Many people associate dementia with old age. But “younger” people can also be affected by the cognitive disease. According to a recent study, people who feel older may be sicker because they are physically older.

Age is diverse
How is this possible? This is what the Swedish study by Sara Hägg and Jonathan Mak attempts to explain. They demonstrated that the number of years of life, or chronological age, differs significantly from biological age. “People age at different rates, and therefore chronological age is a very imprecise measure for research,” says Hägg. However, scientists have so far increasingly focused on the latter.

Biological data used
The researchers used the biological data of 325,000 people between 40 and 70. Over nine years, values such as blood lipids, lung function, BMI, blood sugar and blood pressure were compared.
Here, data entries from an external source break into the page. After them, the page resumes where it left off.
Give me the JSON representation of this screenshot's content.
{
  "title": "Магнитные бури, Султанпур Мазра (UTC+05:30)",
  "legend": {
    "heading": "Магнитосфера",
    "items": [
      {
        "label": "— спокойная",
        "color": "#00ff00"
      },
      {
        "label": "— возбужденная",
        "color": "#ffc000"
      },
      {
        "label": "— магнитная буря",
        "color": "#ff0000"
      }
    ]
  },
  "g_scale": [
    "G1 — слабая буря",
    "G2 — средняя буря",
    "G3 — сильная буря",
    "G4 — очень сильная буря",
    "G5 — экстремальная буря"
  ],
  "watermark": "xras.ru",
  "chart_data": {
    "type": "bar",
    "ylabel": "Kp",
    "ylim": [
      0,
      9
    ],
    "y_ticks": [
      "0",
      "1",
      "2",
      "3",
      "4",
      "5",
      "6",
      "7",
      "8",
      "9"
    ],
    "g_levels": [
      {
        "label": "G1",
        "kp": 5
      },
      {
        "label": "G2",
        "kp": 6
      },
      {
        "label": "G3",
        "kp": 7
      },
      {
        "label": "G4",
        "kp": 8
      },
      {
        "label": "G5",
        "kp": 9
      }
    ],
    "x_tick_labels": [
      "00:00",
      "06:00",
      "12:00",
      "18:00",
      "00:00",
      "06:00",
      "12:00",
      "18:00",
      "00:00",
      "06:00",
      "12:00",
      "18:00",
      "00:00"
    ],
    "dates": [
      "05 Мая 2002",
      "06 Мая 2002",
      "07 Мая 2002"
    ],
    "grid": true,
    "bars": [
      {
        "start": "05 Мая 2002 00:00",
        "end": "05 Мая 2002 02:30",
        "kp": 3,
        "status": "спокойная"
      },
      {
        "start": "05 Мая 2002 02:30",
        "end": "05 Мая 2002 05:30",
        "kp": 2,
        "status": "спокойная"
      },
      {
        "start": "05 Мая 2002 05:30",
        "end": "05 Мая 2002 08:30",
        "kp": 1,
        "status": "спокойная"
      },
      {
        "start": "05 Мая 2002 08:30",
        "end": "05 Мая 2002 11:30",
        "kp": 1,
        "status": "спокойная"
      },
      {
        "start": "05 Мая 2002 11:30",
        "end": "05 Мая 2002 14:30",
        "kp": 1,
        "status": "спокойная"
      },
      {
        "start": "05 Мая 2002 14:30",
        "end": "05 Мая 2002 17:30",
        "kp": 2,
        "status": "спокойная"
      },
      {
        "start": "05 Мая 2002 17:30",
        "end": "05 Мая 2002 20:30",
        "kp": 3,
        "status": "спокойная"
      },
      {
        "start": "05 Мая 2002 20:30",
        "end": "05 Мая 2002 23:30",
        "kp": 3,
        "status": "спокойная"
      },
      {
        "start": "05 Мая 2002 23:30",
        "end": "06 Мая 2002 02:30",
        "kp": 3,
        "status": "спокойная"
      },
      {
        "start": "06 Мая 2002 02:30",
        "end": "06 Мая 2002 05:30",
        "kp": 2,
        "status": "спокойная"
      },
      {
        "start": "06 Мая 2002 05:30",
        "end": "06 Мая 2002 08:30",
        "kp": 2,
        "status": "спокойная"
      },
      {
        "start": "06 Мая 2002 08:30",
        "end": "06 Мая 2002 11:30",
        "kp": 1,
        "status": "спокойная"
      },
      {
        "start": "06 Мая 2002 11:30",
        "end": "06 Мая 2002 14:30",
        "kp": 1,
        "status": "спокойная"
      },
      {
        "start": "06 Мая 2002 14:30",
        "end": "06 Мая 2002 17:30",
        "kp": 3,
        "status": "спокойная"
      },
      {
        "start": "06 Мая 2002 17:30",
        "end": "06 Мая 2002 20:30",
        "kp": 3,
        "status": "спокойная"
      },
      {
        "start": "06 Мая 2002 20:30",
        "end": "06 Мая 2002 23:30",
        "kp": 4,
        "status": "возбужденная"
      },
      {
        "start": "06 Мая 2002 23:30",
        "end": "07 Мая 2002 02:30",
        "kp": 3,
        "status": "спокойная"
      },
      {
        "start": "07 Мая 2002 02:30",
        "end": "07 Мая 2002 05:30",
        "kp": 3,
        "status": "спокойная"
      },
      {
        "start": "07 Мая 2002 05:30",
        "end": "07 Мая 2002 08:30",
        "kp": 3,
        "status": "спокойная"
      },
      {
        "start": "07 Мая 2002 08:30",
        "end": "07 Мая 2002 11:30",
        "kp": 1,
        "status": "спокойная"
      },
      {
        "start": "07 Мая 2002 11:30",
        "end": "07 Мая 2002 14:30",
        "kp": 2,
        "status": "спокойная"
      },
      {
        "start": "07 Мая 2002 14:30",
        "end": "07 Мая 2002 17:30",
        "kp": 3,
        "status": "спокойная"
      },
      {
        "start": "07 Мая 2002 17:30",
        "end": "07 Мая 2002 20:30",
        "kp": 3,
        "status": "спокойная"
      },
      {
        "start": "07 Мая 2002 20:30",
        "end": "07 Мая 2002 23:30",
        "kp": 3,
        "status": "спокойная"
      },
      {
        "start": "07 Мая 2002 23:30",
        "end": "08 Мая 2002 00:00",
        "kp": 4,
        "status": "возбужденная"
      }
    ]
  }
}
The chronological age said little about the actual aging or disease process. At the same time, biological age did play a role. Biologically, older people (as measured by biomarkers) were found to have a significantly higher risk of dementia and strokes. Specifically, “If a person’s biological age is five years higher than their actual age, there is a 40 percent higher risk,” says Jonathan Mak.

Lifestyle has an influence
How quickly you age is primarily due to your genetic makeup. Lifestyle, social environment and psychological factors also influence how quickly cell renewal occurs, which should not be underestimated. The fact that age is just a number can be proven on several levels in this study.